Google’s top engineer admits the tech giant is falling behind in the AI ​​arms race

A senior software engineer at Google wrote a critique stating that the internet search leader has lost its share of artificial intelligence in the open-source community, where many independent researchers are using AI technology to create fast and unexpected development.

The engineer, Luke Sernau, published the document in an internal Google system in early April. In the past few weeks, the document has been shared thousands of times by Googlers, according to a person familiar with the matter, who asked not to be named because they are not authorized to discuss internal company matters. On Thursday, the document was published by the consulting firm SemiAnalysisand making the rounds in Silicon Valley.

In Sernau’s analysis, Google’s rivalry with the OpenAI startup has distracted from the rapid developments made in open-source technology. “We’ve been looking over our shoulders a lot at OpenAI. Who’s going to cross the next milestone? What’s the next step?” he wrote. “But the uncomfortable truth is, we are in no position to win this arms race and neither is OpenAI. While we were fighting, the third faction quietly ate our lunch. I am talking, of course, about open source.

Sernau did not respond to a request for comment.

As the development of generative artificial intelligence gathers pace, employees at Google and other tech giants are engaged in lively discussions internally and externally about the technology that is changing their industry. Google, in particular, has under pressure because the wild popularity of OpenAI’s chatbot ChatGPT has sparked concerns that the company may lose its edge in artificial intelligence, a field in which it has been around for a long time. became a leader.

But Sernau stated that the real threat to Google comes from open-source communities, where engineers are rapidly developing models that rival the quality of major technology companies, and can be cheaper. These models, he said, will be faster, more adaptable and more profitable than Google’s.

“We don’t have a secret sauce,” Sernau wrote. “Our best hope is to learn from and collaborate with what others besides Google are doing.” He expressed concern that clients are not willing to pay for models with high-quality technology offered for free.

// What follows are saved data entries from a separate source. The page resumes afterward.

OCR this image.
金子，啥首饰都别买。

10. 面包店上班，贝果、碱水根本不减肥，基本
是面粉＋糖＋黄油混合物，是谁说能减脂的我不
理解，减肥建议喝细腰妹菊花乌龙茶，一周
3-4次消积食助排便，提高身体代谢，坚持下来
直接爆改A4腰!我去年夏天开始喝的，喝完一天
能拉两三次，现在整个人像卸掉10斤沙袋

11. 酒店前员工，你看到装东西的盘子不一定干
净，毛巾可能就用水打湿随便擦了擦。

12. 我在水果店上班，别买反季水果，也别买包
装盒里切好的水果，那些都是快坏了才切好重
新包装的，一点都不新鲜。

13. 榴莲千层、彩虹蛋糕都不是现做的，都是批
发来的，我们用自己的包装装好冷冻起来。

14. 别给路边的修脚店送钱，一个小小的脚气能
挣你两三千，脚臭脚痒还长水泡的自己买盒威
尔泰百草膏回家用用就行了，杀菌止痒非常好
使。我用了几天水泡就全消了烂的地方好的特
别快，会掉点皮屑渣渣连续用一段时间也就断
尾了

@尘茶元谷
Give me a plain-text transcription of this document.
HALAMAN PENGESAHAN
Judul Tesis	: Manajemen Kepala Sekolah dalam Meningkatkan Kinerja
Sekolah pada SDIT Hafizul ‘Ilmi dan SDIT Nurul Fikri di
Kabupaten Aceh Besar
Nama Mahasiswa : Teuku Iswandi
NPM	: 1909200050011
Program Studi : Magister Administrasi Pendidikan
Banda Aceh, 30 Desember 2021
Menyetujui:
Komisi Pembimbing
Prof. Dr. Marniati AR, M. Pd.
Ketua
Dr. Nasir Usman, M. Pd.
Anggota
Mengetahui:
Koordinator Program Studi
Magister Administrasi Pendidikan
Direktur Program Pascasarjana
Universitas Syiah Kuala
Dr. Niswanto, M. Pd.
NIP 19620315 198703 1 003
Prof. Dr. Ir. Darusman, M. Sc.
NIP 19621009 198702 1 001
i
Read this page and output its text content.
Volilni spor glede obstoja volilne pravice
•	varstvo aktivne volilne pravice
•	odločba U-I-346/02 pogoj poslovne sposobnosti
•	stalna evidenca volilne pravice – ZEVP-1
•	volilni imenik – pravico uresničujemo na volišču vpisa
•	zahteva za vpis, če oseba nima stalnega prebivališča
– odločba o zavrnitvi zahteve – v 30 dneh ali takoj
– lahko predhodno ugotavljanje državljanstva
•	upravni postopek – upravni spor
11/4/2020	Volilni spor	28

A Google spokesperson did not comment on the content of the post. In a recent earnings call, Alphabet’s Chief Executive Officer Sundar Pichai said, “Our investments and achievements in AI over the last decade have positioned us well,” pointing to the development progress of models and work with developers and other partners. Pichai called AI regulation beforewhich warns that the technology can be “very harmful,” if not used in a thoughtful way.

In February, a large language model developed by Meta was leaked to the open, generative AI development startup on open-source forums. The model, known as LLaMA, smaller than the models preferred by Google and OpenAI, which makes it easier to work with; Researchers currently must apply to Meta to access LLaMA.

Google would do well to shift its focus to smaller models, Sernau argued. “Giant models slow us down,” the engineer wrote. “In the long run, the best models are the ones that can be changed quickly.”